We have items, we have lootbags, it’s time to put them together to finish off a big mechanic of the game.

What we’re after is a way to tell an enemy to spawn a lootbag with some items when it dies. Each item should have its own probability of being in the lootbag, eg. common items like potions could have a 100% chance to spawn, while rare items would only be in the loot bag 5% of the time.

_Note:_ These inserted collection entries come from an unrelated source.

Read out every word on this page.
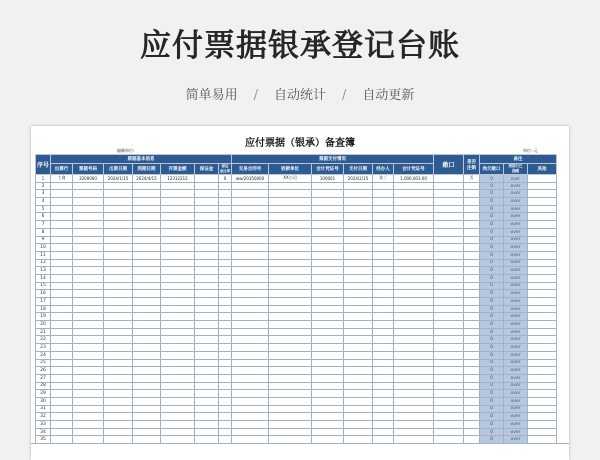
应付票据银承登记台账
简单易用 / 自动统计 / 自动更新
应付票据（银承）备查簿
编制单位:	单位: 元
序号	票据基本信息							票据支付情况						敞口	是否
注销	备注		
	出票行	票据号码	出票日期	到期日期	开票金额	保证金	保证
金比率	交易合同号	收款单位	会计凭证号	支付日期	经办人	会计凭证号			尚欠敞口	到期日已
提醒	其他
1	工商	3200000	2024/1/15	2024/4/15	12312312		0	ww/20150000	XX公司	100001	2024/2/15	张三	1,000,003.00		否	0	over	
2																0	over	
3																0	over	
4																0	over	
5																0	over	
6																0	over	
7																0	over	
8																0	over	
9																0	over	
10																0	over	
11																0	over	
12																0	over	
13																0	over	
14																0	over	
15																0	over	
16																0	over	
17																0	over	
18																0	over	
19																0	over	
20																0	over	
21																0	over	
22																0	over	
23																0	over	
24																0	over	
25																0	over	
26																0	over	
27																0	over	
28																0	over	
29																0	over	
30																0	over	
31																0	over	
32																0	over	
33																0	over	
34																0	over	
35																0	over	
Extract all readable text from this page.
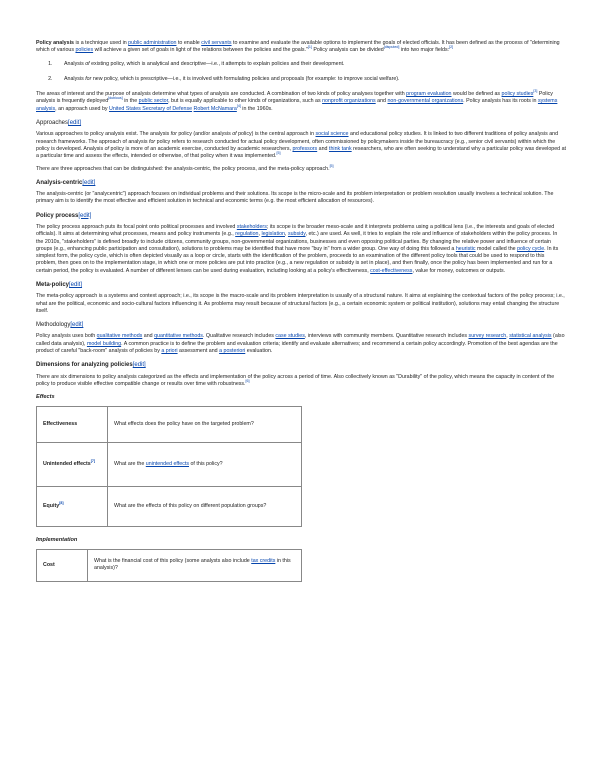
Policy analysis is a technique used in public administration to enable civil servants to examine and evaluate the available options to implement the goals of elected officials. It has been defined as the process of "determining which of various policies will achieve a given set of goals in light of the relations between the policies and the goals."[1] Policy analysis can be divided[disputed] into two major fields:[2]

1. Analysis of existing policy, which is analytical and descriptive—i.e., it attempts to explain policies and their development.
2. Analysis for new policy, which is prescriptive—i.e., it is involved with formulating policies and proposals (for example: to improve social welfare).

The areas of interest and the purpose of analysis determine what types of analysis are conducted. A combination of two kinds of policy analyses together with program evaluation would be defined as policy studies[3] Policy analysis is frequently deployed[dubious] in the public sector, but is equally applicable to other kinds of organizations, such as nonprofit organizations and non-governmental organizations. Policy analysis has its roots in systems analysis, an approach used by United States Secretary of Defense Robert McNamara[4] in the 1960s.

Approaches[edit]

Various approaches to policy analysis exist. The analysis for policy (and/or analysis of policy) is the central approach in social science and educational policy studies. It is linked to two different traditions of policy analysis and research frameworks. The approach of analysis for policy refers to research conducted for actual policy development, often commissioned by policymakers inside the bureaucracy (e.g., senior civil servants) within which the policy is developed. Analysis of policy is more of an academic exercise, conducted by academic researchers, professors and think tank researchers, who are often seeking to understand why a particular policy was developed at a particular time and assess the effects, intended or otherwise, of that policy when it was implemented.[5]

There are three approaches that can be distinguished: the analysis-centric, the policy process, and the meta-policy approach.[5]

Analysis-centric[edit]

The analysis-centric (or "analycentric") approach focuses on individual problems and their solutions. Its scope is the micro-scale and its problem interpretation or problem resolution usually involves a technical solution. The primary aim is to identify the most effective and efficient solution in technical and economic terms (e.g. the most efficient allocation of resources).

Policy process[edit]

The policy process approach puts its focal point onto political processes and involved stakeholders; its scope is the broader meso-scale and it interprets problems using a political lens (i.e., the interests and goals of elected officials). It aims at determining what processes, means and policy instruments (e.g., regulation, legislation, subsidy, etc.) are used. As well, it tries to explain the role and influence of stakeholders within the policy process. In the 2010s, "stakeholders" is defined broadly to include citizens, community groups, non-governmental organizations, businesses and even opposing political parties. By changing the relative power and influence of certain groups (e.g., enhancing public participation and consultation), solutions to problems may be identified that have more "buy in" from a wider group. One way of doing this followed a heuristic model called the policy cycle. In its simplest form, the policy cycle, which is often depicted visually as a loop or circle, starts with the identification of the problem, proceeds to an examination of the different policy tools that could be used to respond to this problem, then goes on to the implementation stage, in which one or more policies are put into practice (e.g., a new regulation or subsidy is set in place), and then finally, once the policy has been implemented and run for a certain period, the policy is evaluated. A number of different lenses can be used during evaluation, including looking at a policy's effectiveness, cost-effectiveness, value for money, outcomes or outputs.

Meta-policy[edit]

The meta-policy approach is a systems and context approach; i.e., its scope is the macro-scale and its problem interpretation is usually of a structural nature. It aims at explaining the contextual factors of the policy process; i.e., what are the political, economic and socio-cultural factors influencing it. As problems may result because of structural factors (e.g., a certain economic system or political institution), solutions may entail changing the structure itself.

Methodology[edit]

Policy analysis uses both qualitative methods and quantitative methods. Qualitative research includes case studies, interviews with community members. Quantitative research includes survey research, statistical analysis (also called data analysis), model building. A common practice is to define the problem and evaluation criteria; identify and evaluate alternatives; and recommend a certain policy accordingly. Promotion of the best agendas are the product of careful "back-room" analysis of policies by a priori assessment and a posteriori evaluation.

Dimensions for analyzing policies[edit]

There are six dimensions to policy analysis categorized as the effects and implementation of the policy across a period of time. Also collectively known as "Durability" of the policy, which means the capacity in content of the policy to produce visible effective compatible change or results over time with robustness.[6]

Effects
Effectiveness	What effects does the policy have on the targeted problem?
Unintended effects[7]	What are the unintended effects of this policy?
Equity[8]	What are the effects of this policy on different population groups?
Implementation
Cost	What is the financial cost of this policy (some analysts also include tax credits in this analysis)?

Let’s couple the Item and it’s chance of being spawned into a struct, which we’ll call a LootTableEntry.

[System.Serializable]
public class LootTableEntry
{
    public float chance = 1f;
    public Item item;
}

While we’re here, let’s also make a custom PropertyDrawer because currently it looks like this:

Old Inspector

It’s fine, but it takes up 2 lines making it a foldout, which is unnecessary.

#if UNITY_EDITOR
    [CustomPropertyDrawer(typeof(LootTableEntry))]
    public class LootTableEntryDrawer : PropertyDrawer
    {
        public override void OnGUI(Rect position, SerializedProperty property, GUIContent label)
        {
            var chanceProp = property.FindPropertyRelative("chance");

            chanceProp.floatValue = EditorGUI.Slider(new Rect(position.x, position.y, position.width / 3f, position.height),
                "", chanceProp.floatValue, 0f, 1f);

            EditorGUI.ObjectField(new Rect(position.x + position.width / 3f, position.y, position.width - position.width / 3f, position.height),
                property.FindPropertyRelative("item"), typeof(Item), GUIContent.none);
        }
    }
#endif

Here we just put both on one line, and also turned the chance field into a slider. This is what it looks like now:

New Inspector

For this first version, it’s gonna be rather simple. We setup an array and loop over each of the items, get a random value and use it to determine whether to spawn the item or not.

class LootDropOnDeath
{
    [SerializeField] List<LootTableEntry> lootTable = new();

    // ...

    List<Item> GetItems()
    {
        List<Item> items = new();
        foreach (LootTableEntry entry in lootTable)
        {
            if (Random.value < entry.chance)
            {
                items.Add(entry.item);
            }
        }

        return items;
    }
}

We subscribe to the OnDeath event in Awake() and spawn the loot bag with the items when its invoked.

void Awake()
{
    health.OnDeath += (sender, e) =>
    {
        ItemContainer lootbag = Instantiate(lootbagPrefab, transform.position, Quaternion.identity).GetComponent<ItemContainer>();
        lootbag.TryAddItems(GetItems());
    };
}

I added a simple toggle to ItemContainer, deleteWhenEmpty. If this is on, everytime the container is updated it checks whether all itemslots are empty and if so, simply destroys itself.

Here’s how it looks in action:

Ingame

In the future I will probably expand this system with something like groups, essentially excluding the possibility of getting certain items at once.